The Homecoming presents a familial battleground in which conversation is a slew of verbal attacks and counter attacks. The family members, all male, are bound in toleration of one another. They sit apart like persons made of human debris. Conversations consist of innuendo, non sequiturs and absurd turns, but it does fill space and time, both of which wrap around these suspended lives. No one expects a response; they ignore the words of others in order to control the speakers and then plan tactics as they respond. The air is tense with the feeling of lies being spun.
With Pinter, the playwright, people speak and mean something else, and use words, whatever their meaning, as weapons. Much is suggested and over time we wonder, for instance, who the whores in the life of this family are and who the fathers are. We wonder who is what they seem. It is a play written, and here immaculately directed by Jennifer Tarver, for undercurrents of menace and overt aggression. It is a play about survival. I once had a college student repeatedly call the play stupid until, when asked why, he blurted out, almost in tears, “It is just like my own family.” On the other hand, I have viewed Peter Hall’s production several dozen times and to me the play is like existential music.
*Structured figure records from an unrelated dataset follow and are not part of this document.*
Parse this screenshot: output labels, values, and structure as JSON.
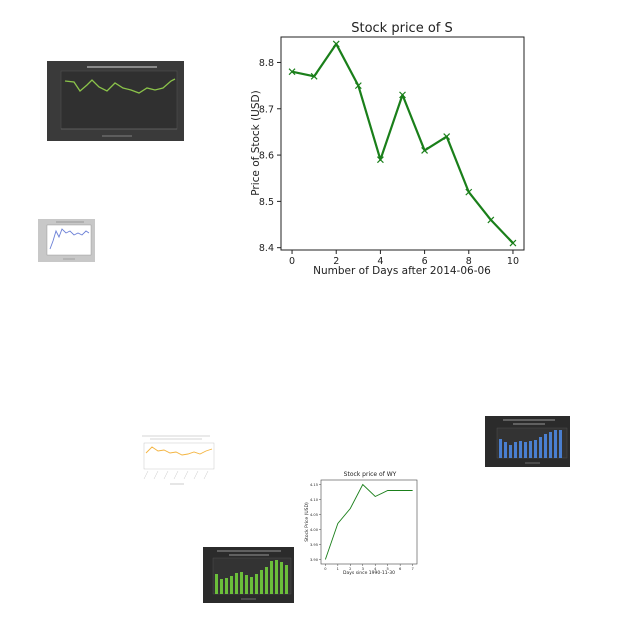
{
  "chart_data": [
    {
      "type": "line",
      "title": "Stock price of S",
      "xlabel": "Number of Days after 2014-06-06",
      "ylabel": "Price of Stock (USD)",
      "x": [
        0,
        1,
        2,
        3,
        4,
        5,
        6,
        7,
        8,
        9,
        10
      ],
      "series": [
        {
          "values": [
            8.78,
            8.77,
            8.84,
            8.75,
            8.59,
            8.73,
            8.61,
            8.64,
            8.52,
            8.46,
            8.41
          ]
        }
      ],
      "xlim": [
        -0.5,
        10.5
      ],
      "ylim": [
        8.395,
        8.855
      ],
      "xticks": [
        "0",
        "2",
        "4",
        "6",
        "8",
        "10"
      ],
      "yticks": [
        "8.4",
        "8.5",
        "8.6",
        "8.7",
        "8.8"
      ],
      "marker": "x",
      "line_color": "#1a7f1a",
      "grid": false
    },
    {
      "type": "line",
      "title": "Stock price of WY",
      "xlabel": "Days since 1990-11-30",
      "ylabel": "Stock Price (USD)",
      "x": [
        0,
        1,
        2,
        3,
        4,
        5,
        6,
        7
      ],
      "series": [
        {
          "values": [
            3.9,
            4.02,
            4.07,
            4.15,
            4.11,
            4.13,
            4.13,
            4.13
          ]
        }
      ],
      "xticks": [
        "0",
        "1",
        "2",
        "3",
        "4",
        "5",
        "6",
        "7"
      ],
      "yticks": [
        "3.90",
        "3.95",
        "4.00",
        "4.05",
        "4.10",
        "4.15"
      ],
      "line_color": "#1a7f1a",
      "grid": false
    }
  ],
  "thumbnails": [
    {
      "name": "thumb-dark-line",
      "bg": "#2e2e2e",
      "accent": "#8bc34a"
    },
    {
      "name": "thumb-gray-line",
      "bg": "#c8c8c8",
      "accent": "#6a7fd6"
    },
    {
      "name": "thumb-orange-line",
      "bg": "#ffffff",
      "accent": "#f4b440"
    },
    {
      "name": "thumb-dark-blue-bars",
      "bg": "#2b2b2b",
      "accent": "#4a7fd0"
    },
    {
      "name": "thumb-dark-green-bars",
      "bg": "#2b2b2b",
      "accent": "#6bbf3a"
    }
  ]
}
Brian Dennehy plays Max with commanding presence, at least when seated, less so when standing and leaning on his cane. In either position, nonetheless, Max the father has a need for nastiness. His words reveal him, past and present, as a boorish bully, while his rare expression of humanity is merely the manifestation of a sentimental but manipulative heart. With the arrival of Ruth, he seems lighter and younger and more fluid of speech. Stephen Ouimette plays his brother Sam, with many subtle touches, as a man of gentle and delicate manners and inherent dignity. Sam, however, seems battered by his brutish family and their rituals of hostility.
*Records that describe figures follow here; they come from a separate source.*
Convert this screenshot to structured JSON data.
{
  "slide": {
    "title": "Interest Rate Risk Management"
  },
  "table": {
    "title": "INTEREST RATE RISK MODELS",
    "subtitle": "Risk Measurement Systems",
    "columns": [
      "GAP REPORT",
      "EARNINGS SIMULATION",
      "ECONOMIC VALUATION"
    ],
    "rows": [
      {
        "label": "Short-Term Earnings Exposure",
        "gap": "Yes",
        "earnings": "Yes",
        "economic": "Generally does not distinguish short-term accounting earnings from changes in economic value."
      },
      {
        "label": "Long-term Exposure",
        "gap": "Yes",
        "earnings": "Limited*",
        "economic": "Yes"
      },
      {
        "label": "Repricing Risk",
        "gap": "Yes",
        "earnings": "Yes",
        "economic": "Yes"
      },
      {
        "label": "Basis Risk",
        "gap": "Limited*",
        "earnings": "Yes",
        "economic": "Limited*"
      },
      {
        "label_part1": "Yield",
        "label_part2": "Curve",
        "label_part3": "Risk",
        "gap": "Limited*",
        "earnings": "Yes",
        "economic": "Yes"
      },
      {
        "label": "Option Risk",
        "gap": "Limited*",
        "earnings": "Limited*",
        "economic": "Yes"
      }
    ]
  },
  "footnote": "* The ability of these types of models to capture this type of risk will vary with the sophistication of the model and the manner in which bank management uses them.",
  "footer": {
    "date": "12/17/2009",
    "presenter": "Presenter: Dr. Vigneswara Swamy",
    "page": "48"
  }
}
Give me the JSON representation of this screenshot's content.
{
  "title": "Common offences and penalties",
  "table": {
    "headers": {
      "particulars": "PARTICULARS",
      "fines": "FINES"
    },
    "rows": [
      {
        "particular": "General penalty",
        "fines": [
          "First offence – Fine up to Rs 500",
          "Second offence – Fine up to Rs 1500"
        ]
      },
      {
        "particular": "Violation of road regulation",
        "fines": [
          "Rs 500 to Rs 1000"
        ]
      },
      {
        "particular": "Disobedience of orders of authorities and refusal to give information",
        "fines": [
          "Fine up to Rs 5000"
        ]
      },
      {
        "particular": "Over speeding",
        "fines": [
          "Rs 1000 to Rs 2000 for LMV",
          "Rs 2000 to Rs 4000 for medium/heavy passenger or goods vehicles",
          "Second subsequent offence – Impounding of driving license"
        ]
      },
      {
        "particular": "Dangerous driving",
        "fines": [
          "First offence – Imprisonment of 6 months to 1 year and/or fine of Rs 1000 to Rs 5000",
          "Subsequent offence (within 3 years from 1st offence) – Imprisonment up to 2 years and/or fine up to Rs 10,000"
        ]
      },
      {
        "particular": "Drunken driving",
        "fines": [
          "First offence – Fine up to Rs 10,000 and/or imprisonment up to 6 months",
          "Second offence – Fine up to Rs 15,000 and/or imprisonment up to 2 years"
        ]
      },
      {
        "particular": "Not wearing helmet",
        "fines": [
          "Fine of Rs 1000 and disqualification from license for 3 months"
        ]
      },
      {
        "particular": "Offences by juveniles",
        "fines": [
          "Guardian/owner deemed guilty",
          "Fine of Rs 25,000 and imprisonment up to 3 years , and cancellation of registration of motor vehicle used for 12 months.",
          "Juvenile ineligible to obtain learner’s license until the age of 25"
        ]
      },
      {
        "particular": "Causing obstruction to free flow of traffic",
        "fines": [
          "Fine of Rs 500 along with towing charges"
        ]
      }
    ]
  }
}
The three sons include Aaron Krohn’s Lenny, whom Krohn aces as a squeezed personality of slime in a snit. He is quick to react, tightly wound up and volatile, and acts as if he is enduring the others. He likes to intrude whenever he can in a menacing way. Joey, ably played by Ian Lake, is slow, absent minded, vain in his illusions of himself as a boxer, and an unquestionably brain-pummeled lad. The returning son, Teddy is played by Mike Shara with a nerdy, toothy grin and a distant manner. He is pixie-ish in dark rimmed glasses and, as an academic, mentally elsewhere. His pontifications have a clueless tone.
With Cara Ricketts as Teddy’s wife Ruth we have the pivotal catalyst in the play’s narrative. Like the others, she too seems to have created an inner space immune to intrusion. Her manner is initially rigid and who knows what she thinks of her male company? She picks up on each game with ease after cool consideration, lets the potential opposition reveal itself, and cooly decides her course. Her manipulative spreading of her legs is aggressively luring, for she will now take control and the family will now serve her. In the end she wins and Max sobs “I am not an old man,” for now it is Ruth who decides what lie is a fact, the latest truth.
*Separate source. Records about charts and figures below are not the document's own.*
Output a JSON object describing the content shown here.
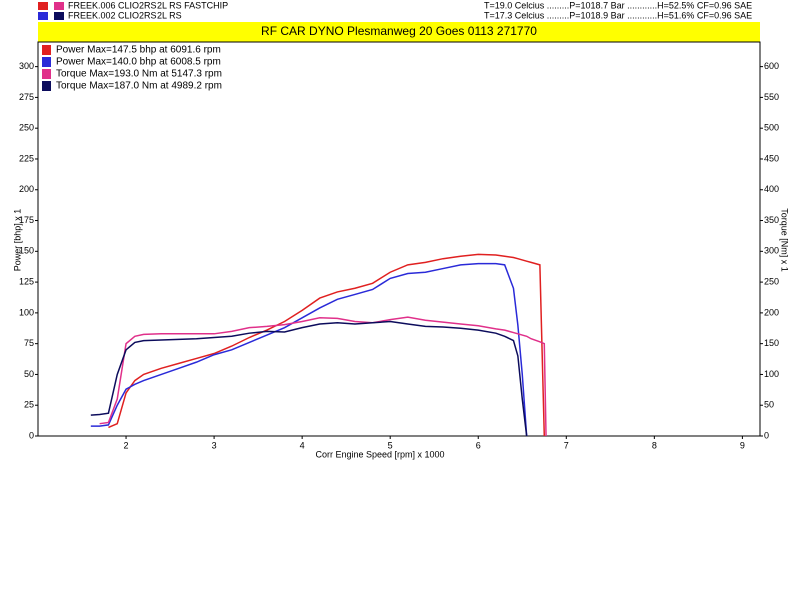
{
  "header": {
    "runs": [
      {
        "file": "FREEK.006 CLIO2RS",
        "description": "2L RS FASTCHIP",
        "conditions": "T=19.0 Celcius .........P=1018.7 Bar ............H=52.5% CF=0.96 SAE"
      },
      {
        "file": "FREEK.002 CLIO2RS",
        "description": "2L RS",
        "conditions": "T=17.3 Celcius .........P=1018.9 Bar ............H=51.6% CF=0.96 SAE"
      }
    ]
  },
  "chart_data": {
    "type": "line",
    "title": "RF CAR DYNO  Plesmanweg 20 Goes  0113 271770",
    "x_label": "Corr Engine Speed [rpm] x 1000",
    "y_label": "Power [bhp] x 1",
    "y2_label": "Torque [Nm] x 1",
    "x": [
      1.6,
      1.7,
      1.8,
      1.9,
      2.0,
      2.1,
      2.2,
      2.4,
      2.6,
      2.8,
      3.0,
      3.2,
      3.4,
      3.6,
      3.8,
      4.0,
      4.2,
      4.4,
      4.6,
      4.8,
      5.0,
      5.2,
      5.4,
      5.6,
      5.8,
      6.0,
      6.2,
      6.3,
      6.4,
      6.45,
      6.5,
      6.55,
      6.6,
      6.7,
      6.75,
      6.77
    ],
    "series": [
      {
        "name": "Power Max=147.5 bhp at 6091.6 rpm",
        "color": "#e02020",
        "axis": "y",
        "values": [
          null,
          null,
          7,
          10,
          35,
          45,
          50,
          55,
          59,
          63,
          67,
          73,
          80,
          86,
          93,
          102,
          112,
          117,
          120,
          124,
          133,
          139,
          141,
          144,
          146,
          147.5,
          147,
          146,
          145,
          144,
          143,
          142,
          141,
          139,
          0,
          null
        ]
      },
      {
        "name": "Power Max=140.0 bhp at 6008.5 rpm",
        "color": "#2a2ad8",
        "axis": "y",
        "values": [
          8,
          8,
          9,
          25,
          38,
          42,
          45,
          50,
          55,
          60,
          66,
          70,
          76,
          82,
          88,
          96,
          104,
          111,
          115,
          119,
          128,
          132,
          133,
          136,
          139,
          140,
          140,
          139,
          120,
          90,
          50,
          0,
          null,
          null,
          null,
          null
        ]
      },
      {
        "name": "Torque Max=193.0 Nm at 5147.3 rpm",
        "color": "#e0308a",
        "axis": "y2",
        "values": [
          null,
          20,
          22,
          60,
          150,
          162,
          165,
          166,
          166,
          166,
          166,
          170,
          176,
          178,
          181,
          186,
          192,
          191,
          186,
          184,
          189,
          193,
          188,
          185,
          182,
          179,
          174,
          172,
          168,
          166,
          164,
          162,
          158,
          153,
          150,
          0
        ]
      },
      {
        "name": "Torque Max=187.0 Nm at 4989.2 rpm",
        "color": "#0c0c5c",
        "axis": "y2",
        "values": [
          34,
          35,
          37,
          100,
          140,
          152,
          155,
          156,
          157,
          158,
          160,
          162,
          167,
          170,
          169,
          176,
          182,
          184,
          182,
          184,
          186,
          182,
          178,
          177,
          175,
          172,
          167,
          162,
          155,
          130,
          60,
          0,
          null,
          null,
          null,
          null
        ]
      }
    ],
    "xlim": [
      1,
      9.2
    ],
    "xticks": [
      2,
      3,
      4,
      5,
      6,
      7,
      8,
      9
    ],
    "ylim": [
      0,
      320
    ],
    "yticks": [
      0,
      25,
      50,
      75,
      100,
      125,
      150,
      175,
      200,
      225,
      250,
      275,
      300
    ],
    "y2lim": [
      0,
      640
    ],
    "y2ticks": [
      0,
      50,
      100,
      150,
      200,
      250,
      300,
      350,
      400,
      450,
      500,
      550,
      600
    ],
    "legend": "upper left",
    "title_background": "#ffff00"
  }
}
The Homecoming is a modern masterpiece and the actors here offer top notch creations in the Pinter idiom. You might be surprised after reading this account that the play is uniquely hilarious, but so it is –we are seduced into laughing at the mundane brutalities that people can be. Without exception the actors blend and negotiate menace and humour with meticulous ease and, as a result, we feel that our world has been turned inside out.